Custom Prompts vs. Standard Dimensions
| Standard Dimensions | Custom Prompts | |
|---|---|---|
| Availability | Included out of the box | Defined by you per integration |
| Configuration | No setup required | Tailored to your business needs |
| Analysis Level | Session and section analysis | Session analysis |
| Categories | General-purpose | Aligned to your taxonomy |
| Field Types | Fixed set of dimensions | Any combination of output types |
| Use Case | Broad analytical foundation | Business-specific signal detection |
Standard and custom dimensions work together. Standard dimensions provide a universal baseline — Reason, Category, Predicted Rating, Summary, and more — while custom prompts layer on the specific signals your teams need to make decisions.
Best Practice: Start with standard dimensions to establish a baseline understanding of your data, then build custom prompts to go deeper into the areas that matter most to your business.
Common Use Cases
Custom prompts are flexible enough to support a wide range of analytical objectives. Here are some common patterns:
Product and Feature Mentions
Detect when customers mention specific products, features, or services. Each product or feature is defined as its own boolean field so that co-occurring mentions are captured independently.
Issue and Friction Detection
Identify when customers experience problems, what those problems are, and how they should be categorized for resolution. Combine boolean detection with reason labels, verbatim quotes, and root-cause categories.
Customer Journey Classification
Determine what stage of the customer lifecycle an interaction represents — onboarding, active use, renewal consideration, or churn risk — and track how conversation topics shift across stages.
Satisfaction and Quality Scoring
Predict customer satisfaction (CSAT), agent helpfulness, or support quality on defined scales.

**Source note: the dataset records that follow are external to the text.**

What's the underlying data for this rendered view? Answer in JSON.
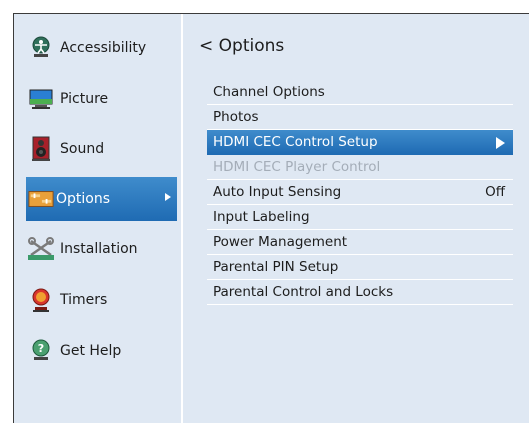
{
  "sidebar": {
    "items": [
      {
        "label": "Accessibility",
        "icon": "accessibility-icon"
      },
      {
        "label": "Picture",
        "icon": "picture-icon"
      },
      {
        "label": "Sound",
        "icon": "sound-icon"
      },
      {
        "label": "Options",
        "icon": "options-icon",
        "selected": true
      },
      {
        "label": "Installation",
        "icon": "installation-icon"
      },
      {
        "label": "Timers",
        "icon": "timers-icon"
      },
      {
        "label": "Get Help",
        "icon": "get-help-icon"
      }
    ]
  },
  "main": {
    "back_glyph": "<",
    "title": "Options",
    "items": [
      {
        "label": "Channel Options"
      },
      {
        "label": "Photos"
      },
      {
        "label": "HDMI CEC Control Setup",
        "selected": true
      },
      {
        "label": "HDMI CEC Player Control",
        "disabled": true
      },
      {
        "label": "Auto Input Sensing",
        "value": "Off"
      },
      {
        "label": "Input Labeling"
      },
      {
        "label": "Power Management"
      },
      {
        "label": "Parental PIN Setup"
      },
      {
        "label": "Parental Control and Locks"
      }
    ]
  },
  "colors": {
    "background": "#dfe8f3",
    "highlight": "#2a78bd",
    "disabled_text": "#a4adb8"
  }
}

These scores can be compared across segments, time periods, and categories to surface trends.
Domain-Specific Signals
Detect signals unique to your industry or operation — compliance mentions in financial services, safety concerns in healthcare, revenue opportunities in sales conversations, or competitive mentions in product feedback.
Getting Started
Custom prompts are specific to an integration within your partner organization. To create custom prompts:
- Identify your objectives — What business questions do you need to answer? What decisions will the enriched data support?

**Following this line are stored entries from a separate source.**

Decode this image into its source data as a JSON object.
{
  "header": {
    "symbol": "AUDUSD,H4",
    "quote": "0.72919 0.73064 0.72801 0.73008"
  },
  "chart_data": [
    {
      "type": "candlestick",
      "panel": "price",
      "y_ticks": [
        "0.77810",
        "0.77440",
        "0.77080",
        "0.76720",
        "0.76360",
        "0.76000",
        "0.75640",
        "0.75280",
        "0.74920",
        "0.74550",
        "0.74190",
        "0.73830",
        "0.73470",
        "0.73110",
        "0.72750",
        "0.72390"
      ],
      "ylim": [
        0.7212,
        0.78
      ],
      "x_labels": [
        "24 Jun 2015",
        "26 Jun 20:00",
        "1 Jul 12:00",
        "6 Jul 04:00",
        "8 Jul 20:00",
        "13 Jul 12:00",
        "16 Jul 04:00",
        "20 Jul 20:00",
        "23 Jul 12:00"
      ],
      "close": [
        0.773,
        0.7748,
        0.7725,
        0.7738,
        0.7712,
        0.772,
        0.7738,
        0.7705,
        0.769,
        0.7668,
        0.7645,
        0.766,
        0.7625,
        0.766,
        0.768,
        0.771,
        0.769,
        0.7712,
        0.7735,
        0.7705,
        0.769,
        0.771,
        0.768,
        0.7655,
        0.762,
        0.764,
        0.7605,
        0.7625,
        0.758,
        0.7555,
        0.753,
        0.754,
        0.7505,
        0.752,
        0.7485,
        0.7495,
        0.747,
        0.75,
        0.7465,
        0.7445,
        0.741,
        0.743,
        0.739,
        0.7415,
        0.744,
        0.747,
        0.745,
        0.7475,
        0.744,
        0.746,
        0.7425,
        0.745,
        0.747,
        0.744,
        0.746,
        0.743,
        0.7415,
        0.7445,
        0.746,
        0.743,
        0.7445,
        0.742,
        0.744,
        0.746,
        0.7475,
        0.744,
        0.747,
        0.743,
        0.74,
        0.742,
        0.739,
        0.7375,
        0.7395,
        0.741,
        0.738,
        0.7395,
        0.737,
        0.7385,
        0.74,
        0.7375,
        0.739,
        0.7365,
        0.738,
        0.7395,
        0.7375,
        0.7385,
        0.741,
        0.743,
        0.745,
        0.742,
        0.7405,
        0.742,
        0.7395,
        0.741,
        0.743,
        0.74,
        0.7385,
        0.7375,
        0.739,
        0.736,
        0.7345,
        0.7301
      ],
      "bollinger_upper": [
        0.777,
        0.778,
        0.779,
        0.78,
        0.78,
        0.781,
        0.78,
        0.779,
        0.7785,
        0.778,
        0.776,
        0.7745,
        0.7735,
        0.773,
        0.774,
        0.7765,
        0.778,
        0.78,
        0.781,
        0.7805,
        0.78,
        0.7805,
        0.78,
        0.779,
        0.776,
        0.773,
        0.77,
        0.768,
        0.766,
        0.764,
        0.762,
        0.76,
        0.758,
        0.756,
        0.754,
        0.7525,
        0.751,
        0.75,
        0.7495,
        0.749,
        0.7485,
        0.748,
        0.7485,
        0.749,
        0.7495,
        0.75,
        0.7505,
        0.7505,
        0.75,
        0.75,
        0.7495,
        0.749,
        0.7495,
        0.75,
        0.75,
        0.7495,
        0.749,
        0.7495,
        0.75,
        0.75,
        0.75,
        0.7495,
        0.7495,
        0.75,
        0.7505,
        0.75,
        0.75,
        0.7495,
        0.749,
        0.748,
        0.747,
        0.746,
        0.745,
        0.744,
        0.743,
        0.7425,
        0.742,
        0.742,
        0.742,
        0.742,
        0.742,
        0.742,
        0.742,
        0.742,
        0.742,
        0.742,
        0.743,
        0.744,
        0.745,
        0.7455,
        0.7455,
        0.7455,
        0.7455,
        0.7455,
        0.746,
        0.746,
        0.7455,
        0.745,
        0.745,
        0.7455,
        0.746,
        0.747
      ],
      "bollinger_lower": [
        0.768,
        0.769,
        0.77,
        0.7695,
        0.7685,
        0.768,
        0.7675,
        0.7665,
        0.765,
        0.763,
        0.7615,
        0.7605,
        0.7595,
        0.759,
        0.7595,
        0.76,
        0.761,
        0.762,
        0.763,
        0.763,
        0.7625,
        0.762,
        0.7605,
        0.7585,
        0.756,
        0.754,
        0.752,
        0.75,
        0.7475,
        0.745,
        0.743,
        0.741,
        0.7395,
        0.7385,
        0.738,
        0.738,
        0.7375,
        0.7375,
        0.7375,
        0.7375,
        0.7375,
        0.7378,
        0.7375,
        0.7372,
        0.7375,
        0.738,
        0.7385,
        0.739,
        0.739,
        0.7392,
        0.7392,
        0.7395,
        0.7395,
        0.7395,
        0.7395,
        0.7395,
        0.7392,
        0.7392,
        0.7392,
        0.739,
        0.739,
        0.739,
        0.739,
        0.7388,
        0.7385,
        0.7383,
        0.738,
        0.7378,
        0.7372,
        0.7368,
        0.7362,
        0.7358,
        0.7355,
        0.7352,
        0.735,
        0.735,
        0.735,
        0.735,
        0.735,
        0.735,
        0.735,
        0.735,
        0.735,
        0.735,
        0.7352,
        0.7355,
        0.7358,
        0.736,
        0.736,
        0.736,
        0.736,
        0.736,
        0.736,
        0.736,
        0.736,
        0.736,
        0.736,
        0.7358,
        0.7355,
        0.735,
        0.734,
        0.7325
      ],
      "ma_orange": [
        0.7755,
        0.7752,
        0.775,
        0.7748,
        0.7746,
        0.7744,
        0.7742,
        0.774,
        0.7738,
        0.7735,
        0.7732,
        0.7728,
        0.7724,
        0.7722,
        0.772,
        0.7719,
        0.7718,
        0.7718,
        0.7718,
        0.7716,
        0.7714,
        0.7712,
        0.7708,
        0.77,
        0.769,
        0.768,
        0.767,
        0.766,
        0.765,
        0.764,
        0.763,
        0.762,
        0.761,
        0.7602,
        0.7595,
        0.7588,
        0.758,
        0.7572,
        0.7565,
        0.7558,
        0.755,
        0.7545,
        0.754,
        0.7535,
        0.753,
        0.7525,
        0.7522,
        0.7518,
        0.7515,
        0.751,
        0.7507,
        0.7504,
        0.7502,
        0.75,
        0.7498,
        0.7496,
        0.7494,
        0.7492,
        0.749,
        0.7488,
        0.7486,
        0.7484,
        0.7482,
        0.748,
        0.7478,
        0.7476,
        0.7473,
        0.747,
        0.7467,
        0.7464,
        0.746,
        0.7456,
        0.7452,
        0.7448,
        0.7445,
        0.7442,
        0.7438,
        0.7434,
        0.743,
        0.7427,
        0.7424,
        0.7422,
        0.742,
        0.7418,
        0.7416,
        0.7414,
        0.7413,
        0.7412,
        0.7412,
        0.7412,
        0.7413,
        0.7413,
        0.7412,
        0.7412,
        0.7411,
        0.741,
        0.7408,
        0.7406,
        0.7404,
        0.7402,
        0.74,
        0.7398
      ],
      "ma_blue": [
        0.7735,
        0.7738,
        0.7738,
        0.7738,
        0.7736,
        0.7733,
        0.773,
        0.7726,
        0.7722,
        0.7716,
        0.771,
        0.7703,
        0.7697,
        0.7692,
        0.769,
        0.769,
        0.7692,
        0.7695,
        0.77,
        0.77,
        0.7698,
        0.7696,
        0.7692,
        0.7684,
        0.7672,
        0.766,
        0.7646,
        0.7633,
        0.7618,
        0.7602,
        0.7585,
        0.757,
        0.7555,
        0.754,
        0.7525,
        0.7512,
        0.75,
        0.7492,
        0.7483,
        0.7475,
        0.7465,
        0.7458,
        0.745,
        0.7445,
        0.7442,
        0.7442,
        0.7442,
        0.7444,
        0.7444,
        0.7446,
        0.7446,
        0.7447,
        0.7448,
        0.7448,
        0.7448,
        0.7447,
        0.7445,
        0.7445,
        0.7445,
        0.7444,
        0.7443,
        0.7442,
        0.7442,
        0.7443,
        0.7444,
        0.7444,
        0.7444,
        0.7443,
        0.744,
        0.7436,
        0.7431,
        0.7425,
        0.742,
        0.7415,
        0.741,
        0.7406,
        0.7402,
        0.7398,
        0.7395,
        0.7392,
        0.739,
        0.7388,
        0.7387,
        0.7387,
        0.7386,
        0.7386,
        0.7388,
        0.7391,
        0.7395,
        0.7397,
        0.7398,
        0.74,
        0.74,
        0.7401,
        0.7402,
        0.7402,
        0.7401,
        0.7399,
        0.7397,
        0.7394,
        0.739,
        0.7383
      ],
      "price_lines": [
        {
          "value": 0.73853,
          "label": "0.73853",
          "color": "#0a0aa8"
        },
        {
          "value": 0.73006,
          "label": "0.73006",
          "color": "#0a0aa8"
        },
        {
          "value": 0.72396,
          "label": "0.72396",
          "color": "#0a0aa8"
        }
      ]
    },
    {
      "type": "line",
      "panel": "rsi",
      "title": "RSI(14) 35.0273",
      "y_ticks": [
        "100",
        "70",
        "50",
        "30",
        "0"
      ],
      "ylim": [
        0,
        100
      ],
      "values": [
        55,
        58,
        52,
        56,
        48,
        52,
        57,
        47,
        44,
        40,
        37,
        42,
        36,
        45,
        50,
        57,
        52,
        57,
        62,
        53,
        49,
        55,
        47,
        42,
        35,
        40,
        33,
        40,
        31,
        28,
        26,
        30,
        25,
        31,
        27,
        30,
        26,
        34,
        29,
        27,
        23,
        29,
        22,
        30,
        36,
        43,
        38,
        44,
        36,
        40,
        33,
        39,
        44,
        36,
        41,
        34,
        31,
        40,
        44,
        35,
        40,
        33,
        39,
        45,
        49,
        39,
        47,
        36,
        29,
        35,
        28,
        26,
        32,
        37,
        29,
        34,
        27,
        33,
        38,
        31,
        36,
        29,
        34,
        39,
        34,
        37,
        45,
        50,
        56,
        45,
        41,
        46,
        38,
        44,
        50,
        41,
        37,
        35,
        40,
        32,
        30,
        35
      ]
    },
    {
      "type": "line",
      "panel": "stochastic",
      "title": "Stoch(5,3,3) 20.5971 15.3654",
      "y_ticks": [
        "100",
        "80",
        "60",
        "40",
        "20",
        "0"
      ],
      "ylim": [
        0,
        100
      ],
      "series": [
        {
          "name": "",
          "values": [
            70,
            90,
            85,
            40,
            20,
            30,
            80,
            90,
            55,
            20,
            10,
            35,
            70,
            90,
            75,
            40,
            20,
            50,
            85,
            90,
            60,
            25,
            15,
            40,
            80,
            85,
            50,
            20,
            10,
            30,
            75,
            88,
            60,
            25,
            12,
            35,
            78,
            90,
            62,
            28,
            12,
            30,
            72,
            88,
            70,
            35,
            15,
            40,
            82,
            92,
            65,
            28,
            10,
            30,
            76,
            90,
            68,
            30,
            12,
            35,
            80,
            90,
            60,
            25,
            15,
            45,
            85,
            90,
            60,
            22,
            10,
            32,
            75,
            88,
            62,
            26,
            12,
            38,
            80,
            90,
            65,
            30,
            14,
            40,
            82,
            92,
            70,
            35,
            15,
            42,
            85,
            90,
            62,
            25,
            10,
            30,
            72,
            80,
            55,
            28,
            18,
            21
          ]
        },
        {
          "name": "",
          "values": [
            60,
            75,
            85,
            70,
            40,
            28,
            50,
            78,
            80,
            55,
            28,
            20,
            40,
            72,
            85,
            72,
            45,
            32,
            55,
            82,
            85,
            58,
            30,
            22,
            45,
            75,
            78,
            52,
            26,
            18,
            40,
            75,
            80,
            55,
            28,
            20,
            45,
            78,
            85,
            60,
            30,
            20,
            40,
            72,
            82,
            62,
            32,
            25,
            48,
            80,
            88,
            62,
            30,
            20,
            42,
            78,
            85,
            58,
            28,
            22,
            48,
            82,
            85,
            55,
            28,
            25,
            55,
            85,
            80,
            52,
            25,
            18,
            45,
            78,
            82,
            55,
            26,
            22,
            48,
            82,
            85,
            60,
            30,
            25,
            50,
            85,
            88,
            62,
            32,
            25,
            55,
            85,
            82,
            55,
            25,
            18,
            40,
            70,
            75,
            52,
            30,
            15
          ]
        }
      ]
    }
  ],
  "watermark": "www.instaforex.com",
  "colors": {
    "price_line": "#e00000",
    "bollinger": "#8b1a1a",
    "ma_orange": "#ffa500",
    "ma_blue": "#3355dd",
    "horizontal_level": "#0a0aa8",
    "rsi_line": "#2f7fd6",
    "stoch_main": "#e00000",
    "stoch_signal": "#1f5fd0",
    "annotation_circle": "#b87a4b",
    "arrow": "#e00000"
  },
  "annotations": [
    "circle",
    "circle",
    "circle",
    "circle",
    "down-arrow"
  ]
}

- Define your fields — Decide what information to extract: topics, issues, products, scores, verbatims, or any combination.

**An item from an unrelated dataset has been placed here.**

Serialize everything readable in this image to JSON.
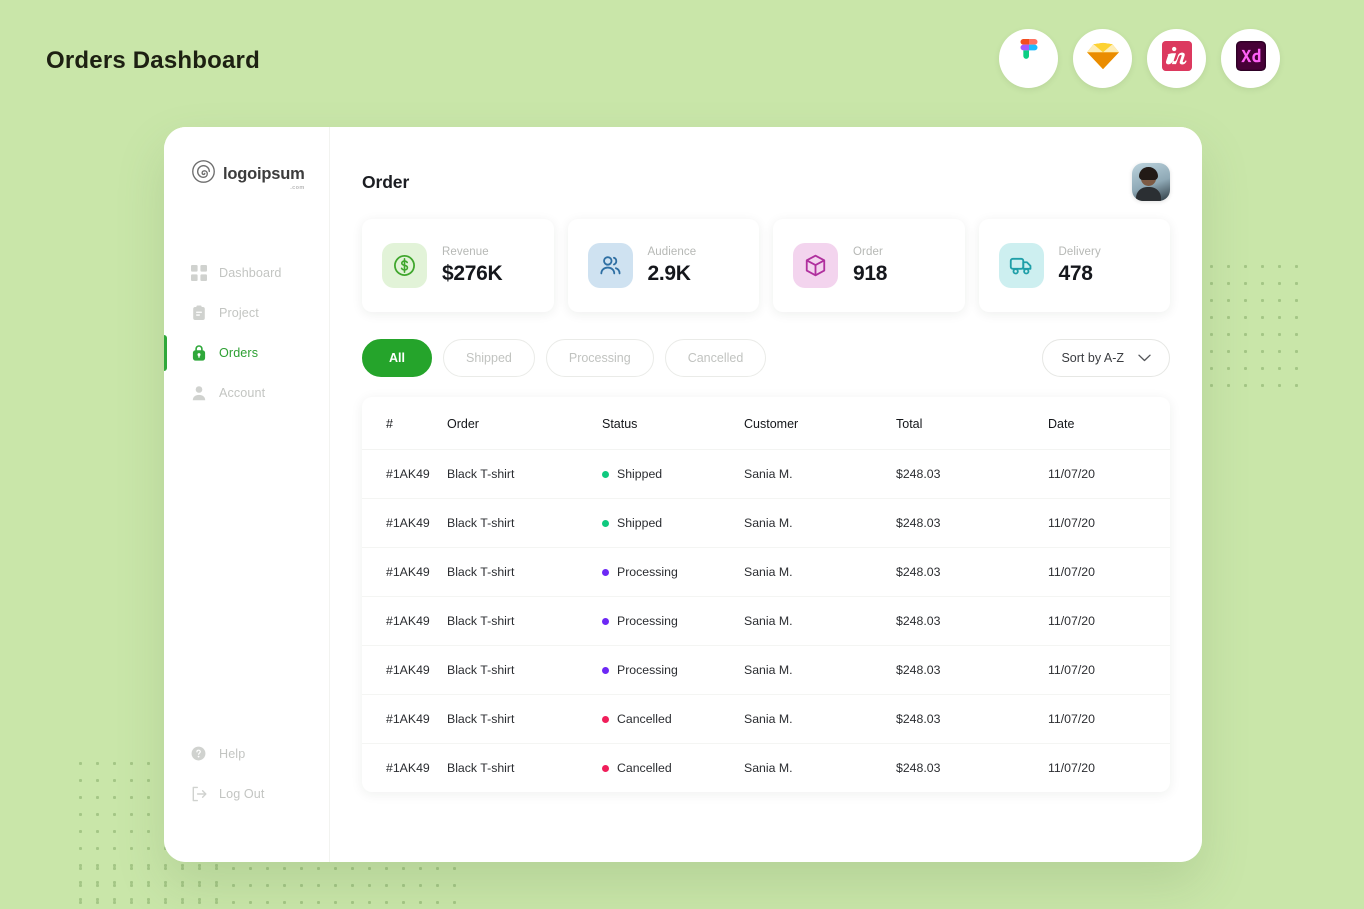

- Align to your taxonomy — If your organization has existing categories, product lines, or classification schemes, incorporate them into your predefined category fields.
- Test and refine — Sample the output on real data and adjust field descriptions, category lists, and conditional logic as needed.
Your Dimension Labs implementation team will work with you to design prompt functions that align with your data sources and analytical goals. Custom prompts can also be created and edited directly through the platform's no-code prompt interface.
Pro Tip: When designing custom prompts, think about how fields will be used together. Cross-tabulating an
engagement_category(what the customer is talking about) against anissue_category(what needs to change to resolve it) can reveal patterns that neither field surfaces on its own.